Mysql – Performance issues on large CSV import with before INSERT trigger

importMySQLperformancetrigger

I am doing import csv file using load into file. The files are big and contains minimum 500K+ lines of records and table extend day by day. Each line is just a phone number and nothing else. My table size has now grown for records more than 200+ Mil. I am also using a trigger to update a few items before INSERT. A bulk import takes a very long time naturally because of the trigger.

To import records query

load data local infile '/tmp/file.csv' IGNORE into table contacts FIELDS TERMINATED BY ',' (contact) set phonebook_id = 1

Trigger

CREATE TRIGGER `contacts_before_insert`
BEFORE INSERT ON `contacts`
FOR EACH ROW
BEGIN

   DECLARE vTimezone varchar(4);

   SELECT IF((timezone = '' OR count(timezone) = 0), 'ERR', timezone)
     INTO vTimeZone
     FROM timezones
    WHERE area_code = (SELECT LEFT(NEW.contact , 3));

   SET NEW.timezone = vTimezone;

timezone table structure

  CREATE TABLE `timezones` (
    `id` int(11) NOT NULL AUTO_INCREMENT,
    `state` varchar(45) NOT NULL,
    `area_code` varchar(3) NOT NULL,
    `timezone` varchar(4) NOT NULL,
    PRIMARY KEY (`id`)
  ) ENGINE=InnoDB AUTO_INCREMENT=327 DEFAULT CHARSET=latin1      

Contacts table structure

 CREATE TABLE `contacts` (
   `id` bigint(20) NOT NULL AUTO_INCREMENT,
   `phonebook_id` int(11) NOT NULL,
   `campaign_id` int(11) DEFAULT NULL,
   `contact` varchar(45) NOT NULL,
   `status` tinyint(1) unsigned NOT NULL DEFAULT '1',
   `admin` tinyint(1) unsigned NOT NULL DEFAULT '0',
   `call_status` tinyint(1) unsigned NOT NULL DEFAULT '1',
   `active_call` tinyint(1) unsigned NOT NULL DEFAULT '0',
   `test_call` tinyint(1) unsigned NOT NULL DEFAULT '0',
   `v_node_name` varchar(45) DEFAULT NULL,
   `timezone` varchar(4) DEFAULT NULL,
   `updated_date` timestamp NOT NULL DEFAULT CURRENT_TIMESTAMP ON UPDATE CURRENT_TIMESTAMP,
    `created_date` timestamp NULL DEFAULT NULL,
    `contact_name` varchar(45) DEFAULT NULL,
     PRIMARY KEY (`id`),
     UNIQUE KEY `phonebook_id` (`phonebook_id`,`contact`),
     KEY `idx_001` (`active_call`,`campaign_id`,`test_call`),
     KEY `idx_002` (`phonebook_id`,`call_status`,`test_call`,`campaign_id`,`active_call`,`dnc_contact`),
     KEY `idx_003` (`phonebook_id`,`test_call`,`call_status`,`dnc_contact`),
     KEY `FK_campaign_id_idx` (`campaign_id`),
     KEY `idx_testcall` (`test_call`),
     KEY `idx_004` (`campaign_id`,`call_status`,`test_call`),
     KEY `idx_active_call` (`active_call`)
 ) ENGINE=InnoDB AUTO_INCREMENT=136600117 DEFAULT CHARSET=latin1     

My question is: if I break the CSV file into smaller pieces, say 2 Meg each or something like that, is that going to speed up the INSERT? Or, should I create some sort of stored procedure which runs after the import and updates the data in contacts table where my contacts are being imported. Not to mention, I absolutely want to avoid row/table locking because at the same time the table has heavy SELECT/UPDATES.
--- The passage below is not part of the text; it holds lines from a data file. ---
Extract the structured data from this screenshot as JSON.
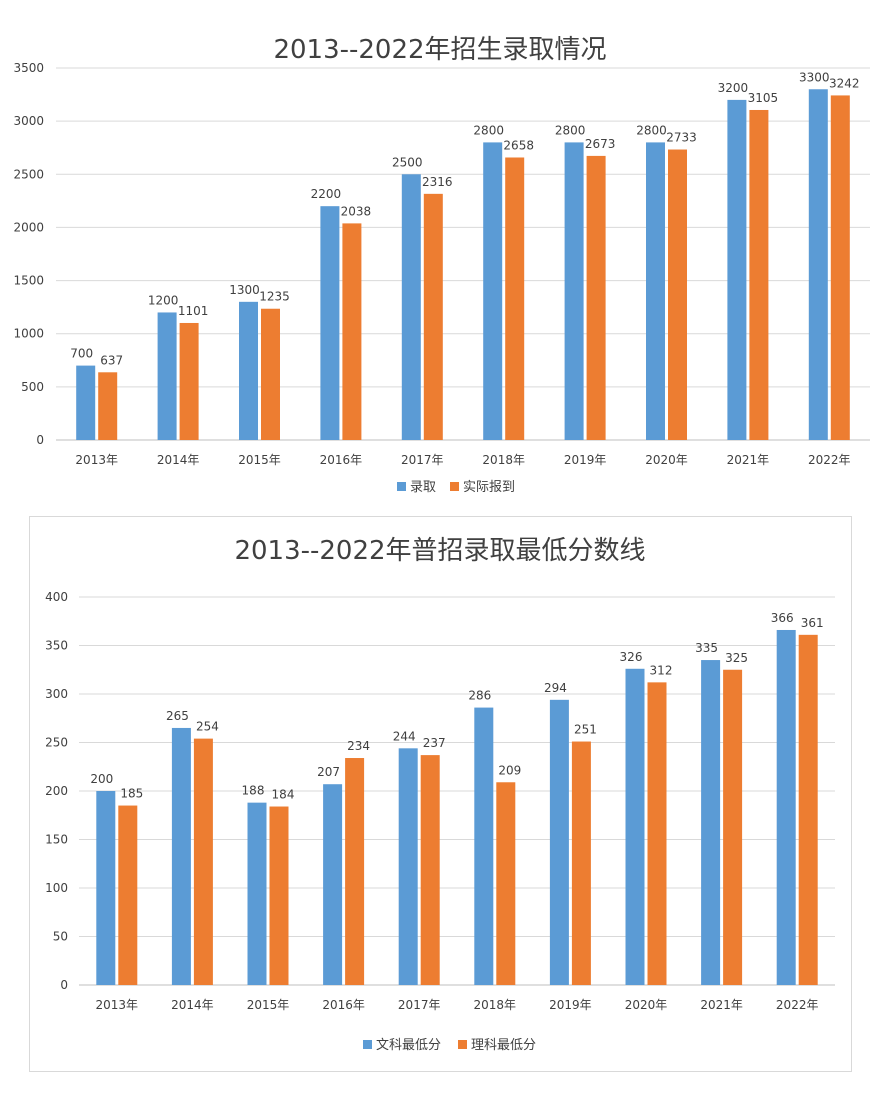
{
  "colors": {
    "series1": "#5b9bd5",
    "series2": "#ed7d31"
  },
  "chart_data": [
    {
      "type": "bar",
      "title": "2013--2022年招生录取情况",
      "categories": [
        "2013年",
        "2014年",
        "2015年",
        "2016年",
        "2017年",
        "2018年",
        "2019年",
        "2020年",
        "2021年",
        "2022年"
      ],
      "series": [
        {
          "name": "录取",
          "values": [
            700,
            1200,
            1300,
            2200,
            2500,
            2800,
            2800,
            2800,
            3200,
            3300
          ]
        },
        {
          "name": "实际报到",
          "values": [
            637,
            1101,
            1235,
            2038,
            2316,
            2658,
            2673,
            2733,
            3105,
            3242
          ]
        }
      ],
      "ylim": [
        0,
        3500
      ],
      "yticks": [
        0,
        500,
        1000,
        1500,
        2000,
        2500,
        3000,
        3500
      ],
      "grid": true,
      "legend": "bottom"
    },
    {
      "type": "bar",
      "title": "2013--2022年普招录取最低分数线",
      "categories": [
        "2013年",
        "2014年",
        "2015年",
        "2016年",
        "2017年",
        "2018年",
        "2019年",
        "2020年",
        "2021年",
        "2022年"
      ],
      "series": [
        {
          "name": "文科最低分",
          "values": [
            200,
            265,
            188,
            207,
            244,
            286,
            294,
            326,
            335,
            366
          ]
        },
        {
          "name": "理科最低分",
          "values": [
            185,
            254,
            184,
            234,
            237,
            209,
            251,
            312,
            325,
            361
          ]
        }
      ],
      "ylim": [
        0,
        400
      ],
      "yticks": [
        0,
        50,
        100,
        150,
        200,
        250,
        300,
        350,
        400
      ],
      "grid": true,
      "legend": "bottom"
    }
  ]
}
What would be the best practice here? How to speed up large CSV imports avoiding table locking etc .. ?

Best Answer

My suggestions are roughly in order of the performance benefit they will provide.

(1) (Similar to what a_vlad says) Rethink the use of a Trigger. I would load the csv into a temp table, then do the timezone lookup in a single query. Only then copy the data into the main table. Other tips on High speed ingestion . Tips on chunking . Yes, 500K rows at once is likely to cause some kind of trouble.

(2) Add to timezones:

INDEX(area_code, timezone)

(3) This is inefficient:

WHERE area_code = (SELECT LEFT(NEW.contact , 3));

change it to

WHERE area_code = LEFT(NEW.contact , 3);

(4) The first of these is redundant and can be dropped:

 KEY `FK_campaign_id_idx` (`campaign_id`),
 KEY `idx_004` (`campaign_id`,`call_status`,`test_call`),

(5) What is the distinction between contact and contact_name?

(6) Low-cardinality indexes (eg, idx_active_call) are essentially never chosen by the Optimizer, so could be dropped.